An analysis by our MDR-expert Jan Brönneke.
Earlier this week we published a blogpost on the impact of digital health on the current COVID-19-pandemic taking a glance at the status quo and potential of digital technologies that can be helpful under the given circumstances. Many good products have been developed rapidly during the last weeks, many of them now facing regulatory requirements regarding – among other fields – the authorisation of these products.
Healthcare-systems are highly regulated markets with regulations mainly aiming at improving and ensuring patient safety. These rules cannot be suspended, even under the circumstances of a substantial crisis as the current one as new technologies still have to prove that they help patients rather than harming them. However, legislators and regulators on all levels are currently working on minimising administrative hurdles for developers of new solutions potentially helping to fight COVID-19.
Two Initiatives by the European Commission (EC) are of special importance in this regard:
On March 13. the Commission published Recommendation (EU) 2020/403 on conformity assessment and market surveillance procedures within the context of the COVID-19 threat.
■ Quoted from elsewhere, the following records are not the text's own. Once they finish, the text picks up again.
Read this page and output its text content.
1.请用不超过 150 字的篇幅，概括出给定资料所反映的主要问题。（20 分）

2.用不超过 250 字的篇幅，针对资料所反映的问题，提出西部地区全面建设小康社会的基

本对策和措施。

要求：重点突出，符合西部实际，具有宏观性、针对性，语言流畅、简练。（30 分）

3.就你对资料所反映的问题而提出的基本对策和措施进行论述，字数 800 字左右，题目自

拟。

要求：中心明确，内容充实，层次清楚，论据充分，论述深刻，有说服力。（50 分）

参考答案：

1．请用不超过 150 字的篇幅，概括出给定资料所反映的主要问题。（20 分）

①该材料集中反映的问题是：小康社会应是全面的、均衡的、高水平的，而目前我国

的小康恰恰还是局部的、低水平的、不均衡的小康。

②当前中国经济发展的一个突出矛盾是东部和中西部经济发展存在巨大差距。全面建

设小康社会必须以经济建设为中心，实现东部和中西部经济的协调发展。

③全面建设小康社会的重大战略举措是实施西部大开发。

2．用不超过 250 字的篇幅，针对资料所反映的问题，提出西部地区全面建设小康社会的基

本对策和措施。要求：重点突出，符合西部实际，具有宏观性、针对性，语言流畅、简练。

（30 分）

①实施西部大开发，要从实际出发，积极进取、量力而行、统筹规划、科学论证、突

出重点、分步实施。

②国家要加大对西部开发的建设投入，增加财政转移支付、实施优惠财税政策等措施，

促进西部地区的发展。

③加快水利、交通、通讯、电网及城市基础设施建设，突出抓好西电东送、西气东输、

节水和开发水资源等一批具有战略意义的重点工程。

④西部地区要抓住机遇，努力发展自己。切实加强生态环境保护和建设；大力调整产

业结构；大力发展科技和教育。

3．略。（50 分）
Although a non-binding act of the Commission, the Recommendation can have a big impact on administrative practice of the member states and the respective authorities. The said recommendation refers to authorisation of personal protective equipment (PPE) as well as medical devices. Regarding the latter the commission recommends to make use of the exemption clause of Art. 11 para. 13 Medical Device Directive (MDD) or – as soon as applicable – Art. 59 Medical Device Regulation (MDR), also for low risk products (class I). The provision allows the competent authorities to authorise specific products that for which a conformity assessment has not been completed but which are in the interest of public health or patient safety or health. Furthermore, the Commission recommends that the relevant market surveillance authorities should focus on such devices that are raising serious risks for health and safety and at the same time should directly assess and (temporarily) authorise devices that are currently in the authorisation procedure or even on the market without bearing the CE marking. Devices that are authorised without bearing the CE marking are only allowed to be distributed to healthcare workers and only for the duration of the crisis, a distribution through regular channels and to other users has to be excluded. This recommendation, if followed by the member states and the respective authorities, can have a huge impact on the current situation as it disburdens the notified bodies that are normally responsible for the conformity assessments of all medical devices class IIa or higher.
The second initiative of the European Commission has an even bigger scope and – if followed by Parliament and Council – will have a huge impact on the current situation: According to a statement of the Commissions Directorate General for Health and Food Safety (DG SANTE) on March 25. the Commission currently works on a proposal to postpone the MDR’s application date by one year. The highly disputed MDR is to be applied as of May 26. 2020. One of the most criticised aspect of the regulation is the rigorous notification process for Notified Bodies and the consequential decrease in the number of these Bodies. Europewide only 12 Notified Bodies are currently listed to conduct conformity assessment in accordance with MDR (compared to nearly 50 Notified Bodies under the MDD-regime) – a fact that is certainly posing a bottleneck to authorisation procedures for medical devices class IIa or higher. Together with the still existing uncertainties about specific requirements and procedures of the MDR, the application of it in May would make market access unnecessarily hard for a probably high number of devices. Although the general restructuring of European medical device law is necessary and reasonable, the current situation is not the right one to effectively implement the new rules.